Our design of algorithms class requires all students to enroll in an online $AI$ competition, where each team has to come up with a bot. Before the final lockdown, each team is allowed to challenge any other team in order to test their strategies, including the random bot provided by the course assistants.
For the first testing round, each team had to play $10$ matches with a random bot provided by the course staff. By random I mean a bot which chooses a random move, out of the possible set of moves available to it at that game state. For a draw with the random bot you get $0$ points, for a win you get $+1$ and for a loss you get $-1$ points.
Unlike other teams, we chose to avoid hardcoding, going instead with an altered version of the minimax algorithm that fits this game. Needless to say, our strategy is far from flawless, but it's a lot better than what most others came up with.
Relevant facts :
$\bullet$ We lost $5$ times and won $5$ times in the testing round. So we got $0$ points.
$\bullet$ During or practice matches we got an $80 \text{%}$ win rate with the random bot.

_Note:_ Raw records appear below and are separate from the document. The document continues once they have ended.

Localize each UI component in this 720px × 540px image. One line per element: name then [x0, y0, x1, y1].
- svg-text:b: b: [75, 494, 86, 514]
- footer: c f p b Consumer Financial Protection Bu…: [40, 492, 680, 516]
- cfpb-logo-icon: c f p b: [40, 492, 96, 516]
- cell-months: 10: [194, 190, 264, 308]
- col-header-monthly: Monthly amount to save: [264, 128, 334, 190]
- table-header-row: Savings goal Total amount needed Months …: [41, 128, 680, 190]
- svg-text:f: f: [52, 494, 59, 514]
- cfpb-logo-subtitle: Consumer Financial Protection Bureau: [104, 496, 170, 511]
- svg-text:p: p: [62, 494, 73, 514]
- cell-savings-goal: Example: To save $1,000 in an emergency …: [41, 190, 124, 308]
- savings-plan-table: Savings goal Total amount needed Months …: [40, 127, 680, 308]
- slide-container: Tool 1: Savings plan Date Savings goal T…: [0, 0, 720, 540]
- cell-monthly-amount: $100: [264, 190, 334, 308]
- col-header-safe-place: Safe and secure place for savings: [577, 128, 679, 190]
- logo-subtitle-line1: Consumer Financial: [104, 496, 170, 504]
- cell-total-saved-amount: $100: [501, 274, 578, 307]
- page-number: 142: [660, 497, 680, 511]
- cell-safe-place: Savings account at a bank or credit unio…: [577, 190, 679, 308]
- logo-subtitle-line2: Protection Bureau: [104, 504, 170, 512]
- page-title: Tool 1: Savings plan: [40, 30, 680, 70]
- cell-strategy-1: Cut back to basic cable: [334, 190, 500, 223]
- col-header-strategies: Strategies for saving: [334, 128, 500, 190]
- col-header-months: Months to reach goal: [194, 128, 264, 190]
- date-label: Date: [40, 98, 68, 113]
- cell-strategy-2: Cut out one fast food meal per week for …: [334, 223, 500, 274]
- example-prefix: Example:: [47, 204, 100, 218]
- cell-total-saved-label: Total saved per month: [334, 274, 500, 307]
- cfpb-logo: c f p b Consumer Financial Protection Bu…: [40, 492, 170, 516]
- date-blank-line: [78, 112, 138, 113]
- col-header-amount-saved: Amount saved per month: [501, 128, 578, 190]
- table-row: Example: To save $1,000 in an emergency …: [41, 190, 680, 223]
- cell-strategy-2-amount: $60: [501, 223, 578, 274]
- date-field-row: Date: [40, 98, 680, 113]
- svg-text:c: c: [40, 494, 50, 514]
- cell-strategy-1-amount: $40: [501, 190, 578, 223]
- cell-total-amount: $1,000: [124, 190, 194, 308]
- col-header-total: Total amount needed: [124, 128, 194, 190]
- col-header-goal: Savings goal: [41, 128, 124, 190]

$\bullet$ Also during the practice matches we played against a lot of other competing teams. One of the teams we played against had a very weak strategy, done through hardcoding. We got $4/4$ wins in the matches against their bot. Another team (their bot was also hardcoded) we've played against $4$ times, managed to beat us $1/4$ times, but we still beat them $3/4$ times. The former got a score of $10/10$ in the testing matches, while the latter got a $7/10$ ($3$ out of $10$ were draws).
$\bullet$ None of the $2$ teams I mentioned above updated their strategy between the time they played against us and the time of the testing.
$\bullet$ We had the worst score off all the teams tested in this round, though more than half of them were much weaker than us (as we've seen in the practice matches).
$\bullet$ The rules of the game in question can be found here (MSE link).
Not much can be done about our wasted time, but I would really love to see if there's a mathematical way to quantify that their grading is really flawed. I'm certain the randomness factor is quite relevant here, but I don't have any training in probability theory or chaos theory, so I can't model this situation.
How would you mathematically prove the grading system is wrong?